In this paper, symbolic user queries are converted into self-similarity matrices and then compared with self-similarity matrices created from a database of pop music audio files to determine degree of similarity and possible matches.
- Müller, M., and M. Clausen. 2007. Transposition-invariant self-similarity matrices. In Proceedings of the 8th International Society for Music Information Retrieval Conference: 47-50.
This paper introduces and demonstrates the power of transposition-invariant self-similarity matrices for the identification of repetitive audio structure irrespective of key change.

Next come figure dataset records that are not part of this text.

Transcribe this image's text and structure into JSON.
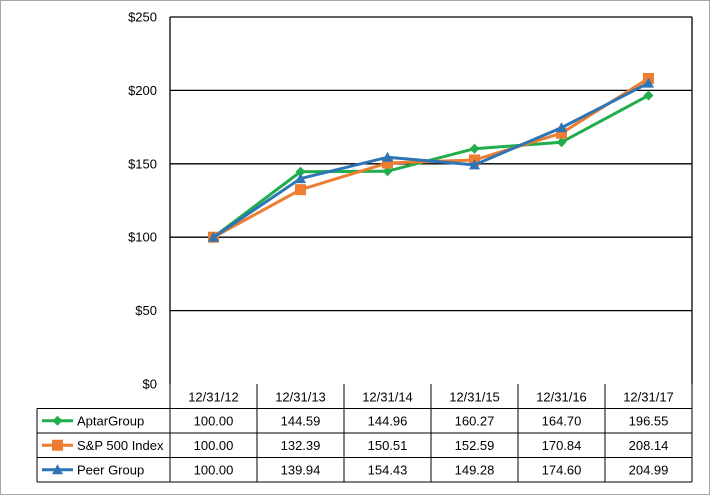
{
  "chart_data": {
    "type": "line",
    "categories": [
      "12/31/12",
      "12/31/13",
      "12/31/14",
      "12/31/15",
      "12/31/16",
      "12/31/17"
    ],
    "y_ticks": [
      "$0",
      "$50",
      "$100",
      "$150",
      "$200",
      "$250"
    ],
    "ylim": [
      0,
      250
    ],
    "grid": true,
    "legend_placement": "data-table",
    "series": [
      {
        "name": "AptarGroup",
        "color": "#1fae4b",
        "marker": "diamond",
        "values": [
          100.0,
          144.59,
          144.96,
          160.27,
          164.7,
          196.55
        ],
        "labels": [
          "100.00",
          "144.59",
          "144.96",
          "160.27",
          "164.70",
          "196.55"
        ]
      },
      {
        "name": "S&P 500 Index",
        "color": "#ed7d31",
        "marker": "square",
        "values": [
          100.0,
          132.39,
          150.51,
          152.59,
          170.84,
          208.14
        ],
        "labels": [
          "100.00",
          "132.39",
          "150.51",
          "152.59",
          "170.84",
          "208.14"
        ]
      },
      {
        "name": "Peer Group",
        "color": "#2e75b6",
        "marker": "triangle",
        "values": [
          100.0,
          139.94,
          154.43,
          149.28,
          174.6,
          204.99
        ],
        "labels": [
          "100.00",
          "139.94",
          "154.43",
          "149.28",
          "174.60",
          "204.99"
        ]
      }
    ]
  }
}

In contrast to previous works, their algorithm lumps the 12 possible inversions into a single step, rather than calculating each individually.
- Müller, M., and F. Kurth. 2007. Towards structural analysis of audio recordings in the presence of musical variations. EURASIP Journal on Advances in Signal Processing: 1-19.
This paper discusses how to extract repetitive musical segments even when large variations in musical parameters (e.g. tempo, timbre, articulation) are present, by comparing regions of possible similarity after implementing strategically simulated tempo changes. This method makes use of two simultaneous window sizes to incorporate note-based chroma vector information as well as larger-scale tempo, articulation, and note exection information. While the method used isn't refered to as DTW, it follows the same steps.
- Ness, S. 2009. Content-aware visualizations of audio data in diverse contexts. PhD Thesis, University of Victoria.
This is a fascinating MA thesis on visualizing different types of complex audio data in different user-manipulated ways, and is worth a read in general. In terms of DTW and similarity, a brief discussion of similarity matrices and DTW on page 23 involves a couple of illustrative DTW curve overlays on self-similarity matrices.
- Pikrakis, A., S. Theodoridis, and D. Kamaroto. 2003. Recognition of isolated musical patterns using context dependent dynamic time warping. IEEE Transactions on Speech and Audio Processing: 175-83.
Greek traditional music has a different structure compared to much Western equal-tempered music. In this paper, context-dependent DTW is used to better recognize isolated musical patterns within Greek folk music.